STAY IN THE KNOW!

  • Instagram

© 2019 by The Green Hive. All Rights Reserved.

  • Alanna

DIY Reusable Beeswax Wrap

Updated: Dec 3, 2019

Swap-out your plastic wrap for these fun, eco-friendly natural beeswax wraps


Let’s be honest, plastic cling wrap has played a massive, convenient role in our daily lives, whether it be to save our sandwich or last night’s leftovers. BUT although it may save our food, I can’t say the same for the environment (see what I did there).


Plastic cling wrap is an example of a single-use plastic item that is used daily by millions of people around the globe.
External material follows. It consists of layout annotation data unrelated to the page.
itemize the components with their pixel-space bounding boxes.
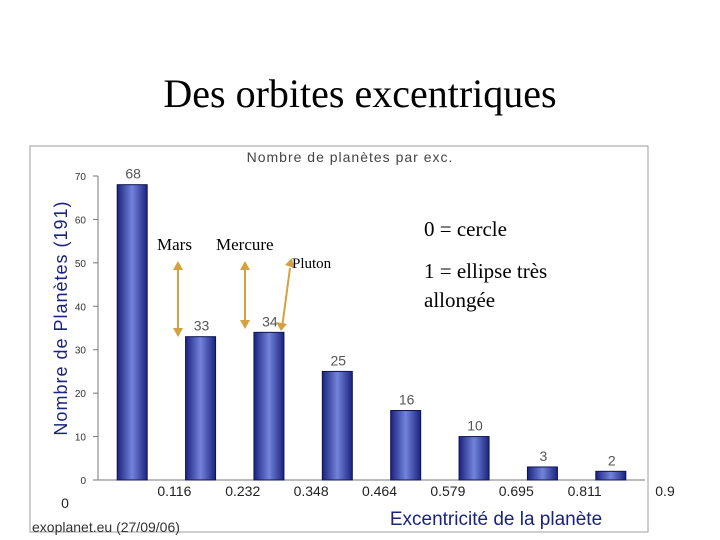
x-tick-label: 0.811 bbox=[568, 483, 602, 499]
x-tick-label: 0.695 bbox=[499, 483, 534, 499]
bar bbox=[526, 466, 558, 481]
bar bbox=[458, 436, 490, 481]
chart-title: Nombre de planètes par exc. bbox=[247, 149, 454, 165]
y-tick-label: 20 bbox=[75, 389, 87, 400]
mars-arrow bbox=[173, 261, 183, 337]
bar bbox=[185, 336, 217, 481]
ellipse-note-line2: allongée bbox=[424, 288, 495, 312]
x-tick-label: 0.9 bbox=[655, 483, 675, 499]
ellipse-note-line1: 1 = ellipse très bbox=[424, 259, 547, 283]
bar-value-label: 3 bbox=[540, 448, 548, 464]
bar bbox=[116, 184, 148, 481]
x-tick-label: 0.232 bbox=[225, 483, 260, 499]
bars bbox=[116, 184, 627, 481]
y-tick-label: 60 bbox=[75, 215, 87, 226]
bar bbox=[595, 470, 627, 481]
bar bbox=[390, 410, 422, 481]
bar-value-label: 33 bbox=[194, 318, 210, 334]
bar-value-label: 34 bbox=[262, 313, 278, 329]
value-labels: 68 33 34 25 16 10 3 2 bbox=[125, 166, 616, 469]
bar bbox=[253, 331, 285, 481]
x-tick-label: 0.348 bbox=[294, 483, 329, 499]
y-tick-label: 0 bbox=[80, 476, 86, 487]
y-tick-label: 30 bbox=[75, 346, 87, 357]
mercure-label: Mercure bbox=[216, 235, 274, 254]
circle-note: 0 = cercle bbox=[424, 217, 507, 241]
x-ticks: 0 0.116 0.232 0.348 0.464 0.579 0.695 0.811 0.9 bbox=[61, 483, 675, 511]
y-tick-label: 40 bbox=[75, 302, 87, 313]
bar-value-label: 2 bbox=[608, 452, 616, 468]
x-tick-label: 0.579 bbox=[430, 483, 465, 499]
x-tick-label: 0 bbox=[61, 495, 69, 511]
pluton-label: Pluton bbox=[292, 256, 332, 272]
y-ticks: 0 10 20 30 40 50 60 70 bbox=[75, 172, 98, 487]
bar-value-label: 10 bbox=[467, 418, 483, 434]
mars-label: Mars bbox=[157, 235, 192, 254]
y-axis-title: Nombre de Planètes (191) bbox=[51, 200, 71, 435]
bar bbox=[321, 370, 353, 481]
plot-frame bbox=[29, 145, 649, 533]
mercure-arrow bbox=[240, 261, 250, 329]
y-tick-label: 50 bbox=[75, 259, 87, 270]
y-tick-label: 70 bbox=[75, 172, 87, 183]
bar-value-label: 16 bbox=[399, 392, 415, 408]
slide-title: Des orbites excentriques bbox=[163, 71, 557, 116]
bar-value-label: 25 bbox=[331, 352, 347, 368]
x-tick-label: 0.464 bbox=[362, 483, 397, 499]
source-label: exoplanet.eu (27/09/06) bbox=[32, 519, 180, 535]
pluton-arrow bbox=[276, 258, 294, 331]
bar-value-label: 68 bbox=[125, 166, 141, 182]
x-axis-title: Excentricité de la planète bbox=[390, 509, 602, 530]
y-tick-label: 10 bbox=[75, 433, 87, 444]
x-tick-label: 0.116 bbox=[157, 483, 191, 499]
Now what is single-use plastic, you may ask. It is exactly what it sounds like. It is plastic products that are only used once and then thrown away. Plastic cling wrap is also not recyclable as it is made of poly vinyl chloride (PVC), so it goes straight to the landfill.


Believe me, I know how easy and convenient it is to grab a sheet of cling wrap to cover that bowl of soup from lunch you didn’t finish or that burrito from Chipotle that you just can’t (obviously not) throw away.

So why not try out a fun DIY project to swap-out the cling wrap in your life, am I right?

Reusable beeswax wrap is an easy, fun, eco-friendly alternative to cling wrap. You can purchase beeswax wraps at many zero-waste shops or online stores. However, sometimes you will be paying around $30 for 3 wraps, which is not exactly your most cost-effective option. Here is how Caitlyn and I spent $45 to make 30+ beeswax wraps (that's about $1.50 per wrap!). Of course you do not need to make 30, however, Caitlyn and I thought they were great gift ideas for the holidays.


What You'll Need

  • 600 g Beeswax pellets (approx. $25)

  • 100% cotton fabric in fun patterns (approx. $20)

  • Baking sheet

  • Paint brush or spreading utensil

  • Tape measure

  • Close pins and hangers

  • Pinking shears (optional)

*Before starting, make sure you have washed and dried your fabric squares.


Let’s Get to It


1. Cut Your Fabric

First things first, preheat your oven to about 200°F and begin to cut your fabric into the shapes and sizes you desire for your wraps. We cut our fabric into ten large squares (12”X12”), ten medium squares (10”X10”) and ten small squares (8”X8”). Use the pinking shears to add that extra little touch.


2. Line Your Baking Sheet


Lay a single layer of your fabric squares on your baking sheet. If squares overlap or you need to fold the larger squares, no problem, you will just need to add more beeswax to those areas.

*Note: Caitlyn and I bought two cheap baking sheets from the dollar store so we weren’t using our good cooking trays


3. Sprinkle Your Beeswax


Sprinkle the beeswax pellets evenly over your fabric squares. Add more pellets to the areas where you overlapped fabric or had to fold your larger squares.


4. Melt Your Beeswax



Place your baking sheet in the oven and wait for the pellets to completely melt. When all the pellets have melted into the fabric, remove the sheet from the oven. If you notice some areas without beeswax, use a spreading utensil or brush to spread out the beeswax. Remove the squares from the baking sheet quickly as the wax will begin to dry to the baking sheet. BUT be careful because the beeswax is extremely hot when it is fresh out of the oven (I can say this from experience).


5. Hang to Dry


Once you remove from the baking sheet, wave the beeswax-soaked squares in the air for a few seconds. However, do this gently unless you want to scrape beeswax off your kitchen cupboards (also can say this from experience). Hang your squares on a hanger with close pins or a clothesline to let it completely dry.



And there you have it! Once your beeswax wraps have fully dried, you can put them to use and rid yourself of plastic cling wrap! Use them to wrap up your sandwich or cover your fruits and veggies. And the best part about your new wraps is you can reuse them! Wash your wraps by hand in cool water and keep them away from heat!


Give them as a gift to your friends and family for the holidays or make some for yourself to use a little less plastic in your life.